Douze
les restes des Français battant en retraite jonchaient le bord des routes, et ils devenaient de plus en plus écœurants. Avant même Orcha, j’avais remarqué que les chevaux tombés n’étaient, de plus en plus souvent, pas juste morts, mais déchiquetés. Je ne pouvais blâmer les soldats affamés, désespérés, de se rabattre sur la consommation de ce qui avait autrefois été leurs fidèles compagnons, afin de sauver leurs propres vies. Cela avait dû commencer avec les chevaux mourant de froid ou de faim ; alors seulement avaient-ils dû être considérés comme de la viande. Plus tard, en revanche, même les chevaux en bonne santé commençaient à être considérés comme une source de nourriture, et ils étaient délibérément abattus. Je ne pouvais pas davantage jeter la pierre aux hommes qui faisaient cela. Ce fut un léger répit lorsque, tandis que je continuais ma route, les corps des juments et des étalons se firent plus rares et plus espacés.
Mais, alors que je me dirigeais vers l’ouest, les signes révélateurs que j’avais vus sur les carcasses des chevaux devinrent maintenant évidents sur les corps des hommes. Lorsque les derniers chevaux étaient morts, une source d’approvisionnement s’était tarie. Les vivants, qui avaient déjà appris à extraire quelque nourriture du corps d’un cheval, en étaient venus à appliquer ces mêmes techniques aux corps de leurs camarades humains. La famine avait conduit au cannibalisme. Comme dans le cas des chevaux, cela avait dû commencer par la profanation de cadavres. Cela n’avait pas pu aller jusqu’au meurtre d’être humains pour leur viande, je n’en doutais pas.
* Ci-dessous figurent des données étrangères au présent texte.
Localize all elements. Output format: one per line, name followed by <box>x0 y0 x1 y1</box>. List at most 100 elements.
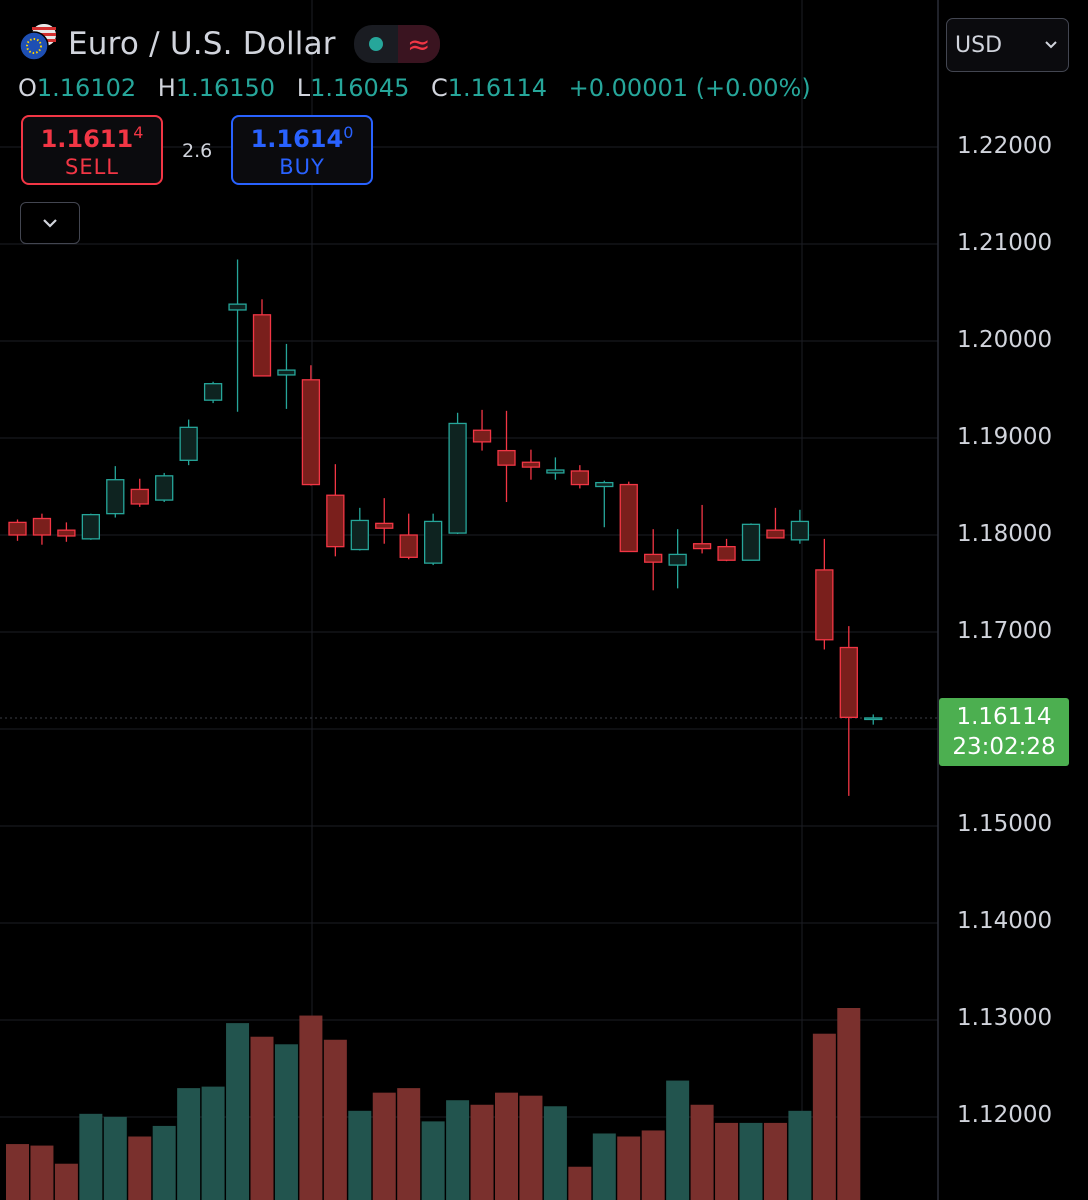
last-price-value: 1.16114 <box>956 704 1052 730</box>
candle-body <box>497 449 516 466</box>
volume-bar <box>299 1015 323 1200</box>
price-axis-label: 1.22000 <box>957 133 1053 159</box>
volume-bar <box>495 1092 518 1200</box>
candle-body <box>57 529 76 537</box>
delayed-wave-icon[interactable]: ≈ <box>397 25 440 63</box>
volume-bar <box>201 1086 225 1200</box>
volume-bar <box>617 1136 641 1200</box>
volume-bar <box>739 1122 763 1200</box>
candle-body <box>864 717 883 721</box>
candle-body <box>155 475 174 501</box>
volume-bar <box>30 1145 54 1200</box>
close-label: C <box>430 74 448 102</box>
currency-value: USD <box>955 32 1003 58</box>
bar-countdown: 23:02:28 <box>952 734 1056 760</box>
volume-bar <box>54 1163 78 1200</box>
volume-bar <box>323 1039 347 1200</box>
volume-bar <box>519 1095 543 1200</box>
high-value: 1.16150 <box>175 74 276 102</box>
candle-body <box>692 543 712 550</box>
candle-body <box>228 303 247 311</box>
candle-body <box>619 483 638 553</box>
candle-body <box>839 646 858 719</box>
candle-body <box>106 479 125 515</box>
volume-bar <box>470 1104 494 1200</box>
sell-price: 1.16114 <box>40 123 144 153</box>
symbol-title[interactable]: Euro / U.S. Dollar <box>68 26 336 62</box>
volume-bar <box>397 1088 421 1200</box>
candle-body <box>179 426 198 461</box>
volume-bar <box>226 1023 250 1200</box>
volume-bar <box>641 1130 665 1200</box>
price-axis-label: 1.18000 <box>957 521 1053 547</box>
volume-bar <box>152 1125 176 1200</box>
candle-body <box>741 523 761 561</box>
chevron-down-icon <box>43 219 57 228</box>
volume-bar <box>372 1092 396 1200</box>
volume-bar <box>788 1110 812 1200</box>
symbol-header: Euro / U.S. Dollar ≈ <box>18 24 440 64</box>
volume-bar <box>690 1104 714 1200</box>
candle-body <box>766 529 785 539</box>
volume-bar <box>177 1088 201 1200</box>
volume-bar <box>568 1166 592 1200</box>
spread-value: 2.6 <box>182 140 213 162</box>
candle-body <box>375 522 394 529</box>
price-axis-label: 1.12000 <box>957 1102 1053 1128</box>
price-axis-label: 1.21000 <box>957 230 1053 256</box>
collapse-panel-button[interactable] <box>20 202 80 244</box>
candle-body <box>644 553 663 563</box>
volume-bar <box>543 1106 567 1200</box>
candle-body <box>350 519 369 551</box>
chevron-down-icon <box>1045 41 1057 49</box>
price-axis-label: 1.20000 <box>957 327 1053 353</box>
candle-body <box>8 521 27 536</box>
ohlc-legend: O1.16102 H1.16150 L1.16045 C1.16114 +0.0… <box>18 74 825 102</box>
currency-select[interactable]: USD <box>946 18 1069 72</box>
candle-body <box>595 481 614 488</box>
price-axis-label: 1.14000 <box>957 908 1053 934</box>
low-label: L <box>296 74 311 102</box>
high-label: H <box>157 74 176 102</box>
volume-bar <box>274 1044 298 1200</box>
price-axis-label: 1.17000 <box>957 618 1053 644</box>
candle-body <box>130 488 149 505</box>
sell-button[interactable]: 1.16114 SELL <box>21 115 163 185</box>
candle-body <box>32 517 52 536</box>
volume-bar <box>837 1008 861 1200</box>
volume-bar <box>666 1080 690 1200</box>
volume-bar <box>592 1133 616 1200</box>
candle-body <box>815 569 834 641</box>
candle-body <box>301 379 321 486</box>
volume-bar <box>446 1100 470 1200</box>
candle-body <box>203 383 223 401</box>
volume-bar <box>812 1033 836 1200</box>
volume-bar <box>250 1036 274 1200</box>
market-open-dot-icon[interactable] <box>354 25 398 63</box>
change-value: +0.00001 (+0.00%) <box>568 74 811 102</box>
candle-body <box>277 369 296 376</box>
price-axis-label: 1.19000 <box>957 424 1053 450</box>
candle-body <box>790 520 810 541</box>
buy-button[interactable]: 1.16140 BUY <box>231 115 373 185</box>
volume-bar <box>79 1113 103 1200</box>
sell-label: SELL <box>65 155 119 179</box>
eu-flag-icon <box>19 31 49 61</box>
volume-bar <box>103 1116 127 1200</box>
candle-body <box>546 469 565 474</box>
candle-body <box>399 534 418 558</box>
candle-body <box>570 470 589 486</box>
volume-bar <box>763 1122 787 1200</box>
price-axis-label: 1.13000 <box>957 1005 1053 1031</box>
candle-body <box>252 314 272 377</box>
candle-body <box>326 494 345 548</box>
candle-body <box>448 422 467 534</box>
candle-body <box>81 513 100 540</box>
open-label: O <box>18 74 37 102</box>
low-value: 1.16045 <box>310 74 410 102</box>
candle-body <box>423 520 443 564</box>
market-status-pill[interactable]: ≈ <box>353 25 440 63</box>
last-price-tag: 1.16114 23:02:28 <box>939 698 1069 766</box>
volume-bar <box>348 1110 372 1200</box>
Était-ce la voie sur laquelle les Opritchniki, ou leurs ancêtres, s’étaient embarqués autrefois, il y a bien longtemps ? Non. Comme je l’avais vu dans la grange, et comme Piotr me l’avait dit, les Opritchniki ne mangeaient pas pour leur subsistance, mais par plaisir. Ils ne pouvaient être comparés aux hommes avilis et affamés qui, de désespoir, s’étaient tournés vers la chair de leurs camarades. Mais, moi aussi je mangeais pour le plaisir. La nourriture est une exigence, mais ce n’était que la plus petite fraction de la motivation derrière tout repas que j’avais dégusté, même dans la plus humble taverne de Moscou. Y avait-il un moment parallèle dans les histoires respectives des vampires et de l’humanité où la consommation, d’une nécessité, était devenue un vice ?
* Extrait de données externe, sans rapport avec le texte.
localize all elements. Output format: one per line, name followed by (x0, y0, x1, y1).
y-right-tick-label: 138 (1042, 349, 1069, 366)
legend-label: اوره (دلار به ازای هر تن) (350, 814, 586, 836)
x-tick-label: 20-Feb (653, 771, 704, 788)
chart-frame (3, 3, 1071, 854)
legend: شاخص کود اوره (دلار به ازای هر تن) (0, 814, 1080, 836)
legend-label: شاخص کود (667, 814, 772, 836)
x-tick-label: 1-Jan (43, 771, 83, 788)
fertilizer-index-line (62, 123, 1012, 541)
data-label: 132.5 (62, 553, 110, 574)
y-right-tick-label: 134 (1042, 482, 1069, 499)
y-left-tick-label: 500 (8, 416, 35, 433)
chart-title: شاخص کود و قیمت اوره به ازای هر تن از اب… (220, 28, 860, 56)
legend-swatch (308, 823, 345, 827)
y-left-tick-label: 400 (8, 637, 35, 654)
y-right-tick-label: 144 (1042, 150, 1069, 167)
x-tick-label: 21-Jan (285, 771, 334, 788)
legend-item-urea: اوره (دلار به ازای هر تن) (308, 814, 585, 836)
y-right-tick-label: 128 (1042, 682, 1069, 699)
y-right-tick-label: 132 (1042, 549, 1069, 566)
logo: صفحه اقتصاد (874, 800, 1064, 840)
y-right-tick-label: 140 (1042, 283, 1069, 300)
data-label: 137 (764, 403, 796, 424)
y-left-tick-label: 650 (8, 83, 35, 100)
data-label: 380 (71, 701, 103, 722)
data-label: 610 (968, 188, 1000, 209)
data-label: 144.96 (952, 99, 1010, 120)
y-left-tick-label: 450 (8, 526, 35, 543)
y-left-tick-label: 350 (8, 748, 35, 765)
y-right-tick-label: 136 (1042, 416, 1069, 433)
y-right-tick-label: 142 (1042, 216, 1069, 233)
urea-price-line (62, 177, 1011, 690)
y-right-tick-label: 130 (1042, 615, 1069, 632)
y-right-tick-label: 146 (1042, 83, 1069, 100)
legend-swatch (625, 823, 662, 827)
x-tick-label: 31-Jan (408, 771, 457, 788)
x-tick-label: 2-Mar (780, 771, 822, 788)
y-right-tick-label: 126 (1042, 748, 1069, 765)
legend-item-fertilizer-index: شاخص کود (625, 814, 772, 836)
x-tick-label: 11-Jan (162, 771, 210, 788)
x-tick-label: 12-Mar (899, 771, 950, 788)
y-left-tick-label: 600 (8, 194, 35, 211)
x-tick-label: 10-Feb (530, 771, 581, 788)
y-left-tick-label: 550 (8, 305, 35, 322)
Je me rapprochais désormais de l’arrière-garde de nos propres armées russes, et la route devint plus fréquentée, du fait des traînards essayant de rattraper leur retard et des courriers transportant des messages dans les deux sens. Toutefois, personne, y compris moi, ne se préoccupait même de commencer à déblayer le capharnaüm qu’avait laissé la Grande Armée dans son sillage. Bonaparte n’avait pas encore été vaincu. Il serait temps de débarrasser après.
Deux jours après avoir quitté Orcha, et encore à quelque distance à l’est de Borisov, je parvins à un cantonnement assez important de troupes russes. Je chevauchai jusqu’aux sentinelles et mis pied à terre. Il faisait déjà nuit depuis plusieurs heures, et ils se méfiaient d’un homme qui ne portait pas d’uniforme.
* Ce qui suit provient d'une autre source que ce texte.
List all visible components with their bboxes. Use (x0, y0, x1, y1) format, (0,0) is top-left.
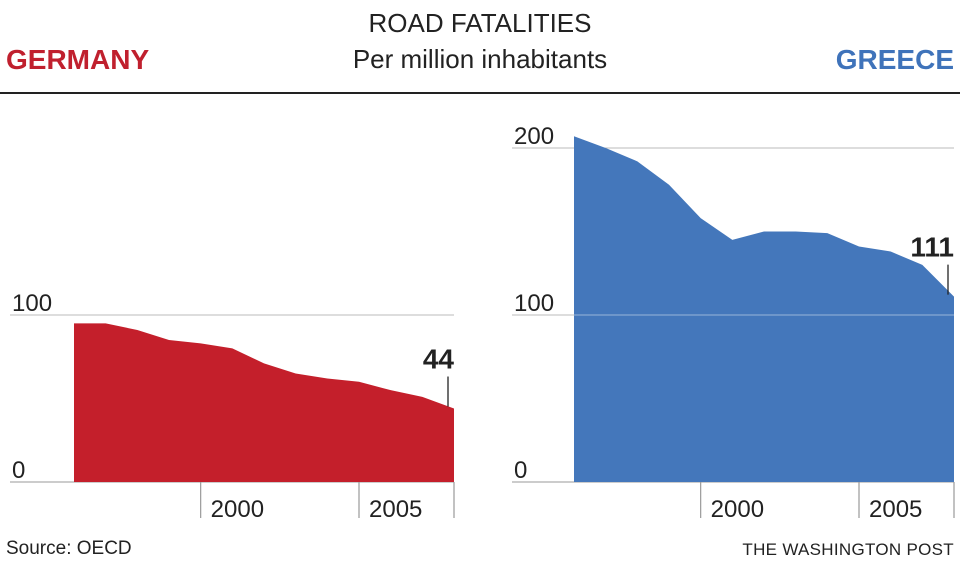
greece-label: GREECE (835, 44, 954, 75)
germany-label: GERMANY (6, 44, 150, 75)
greece-xtick-label-2005: 2005 (869, 496, 922, 523)
germany-end-value-label: 44 (423, 344, 455, 375)
header-rule (0, 92, 960, 94)
publisher-credit: THE WASHINGTON POST (742, 540, 954, 559)
greece-ytick-label-100: 100 (514, 290, 554, 317)
germany-ytick-label-100: 100 (12, 290, 52, 317)
chart-subtitle: Per million inhabitants (352, 44, 608, 74)
germany-xtick-label-2005: 2005 (369, 496, 422, 523)
greece-ytick-label-200: 200 (514, 123, 554, 150)
germany-area (74, 323, 454, 482)
chart-title: ROAD FATALITIES (368, 8, 592, 38)
greece-end-value-label: 111 (910, 232, 954, 263)
germany-xtick-label-2000: 2000 (211, 496, 264, 523)
germany-ytick-label-0: 0 (12, 457, 25, 484)
source-note: Source: OECD (6, 538, 132, 559)
greece-ytick-label-0: 0 (514, 457, 527, 484)
greece-xtick-label-2000: 2000 (711, 496, 764, 523)
greece-area (574, 136, 954, 482)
— Mot de passe ? aboya l’un d’eux dans ma direction.
— Je n’en ai aucune idée, je le crains, lui dis-je, mais voici mes papiers.
Je tendis mes références, qu’il inspecta. Elles étaient assez claires pour le convaincre de mon rang et lui donnaient également une certaine idée du fait que je ne faisais pas partie de l’armée régulière. Il jugea préférable de ne pas poser de questions supplémentaires.
— Pouvez-vous me conduire à votre commandant ? lui demandai-je une fois qu’il m’eut rendu mes papiers.
Il courut vers une tente et revint avec un jeune homme d’environ vingt ans, portant l’uniforme de sous-lieutenant d’infanterie de la garde impériale.
— Capitaine Danilov, je présume ? (Je répondis à son salut.) Mon nom est Tarasov. Heureux de vous rencontrer. Qu’est-ce qui amène donc au front un homme de votre secteur d’activité ?
Il n’y avait aucune trace de ressentiment dans ses paroles. C’était un soldat professionnel, et il comprenait qu’il y avait de nombreuses façons pour un homme de servir son pays. D’un geste de la main, il m’indiqua de le suivre à travers le camp.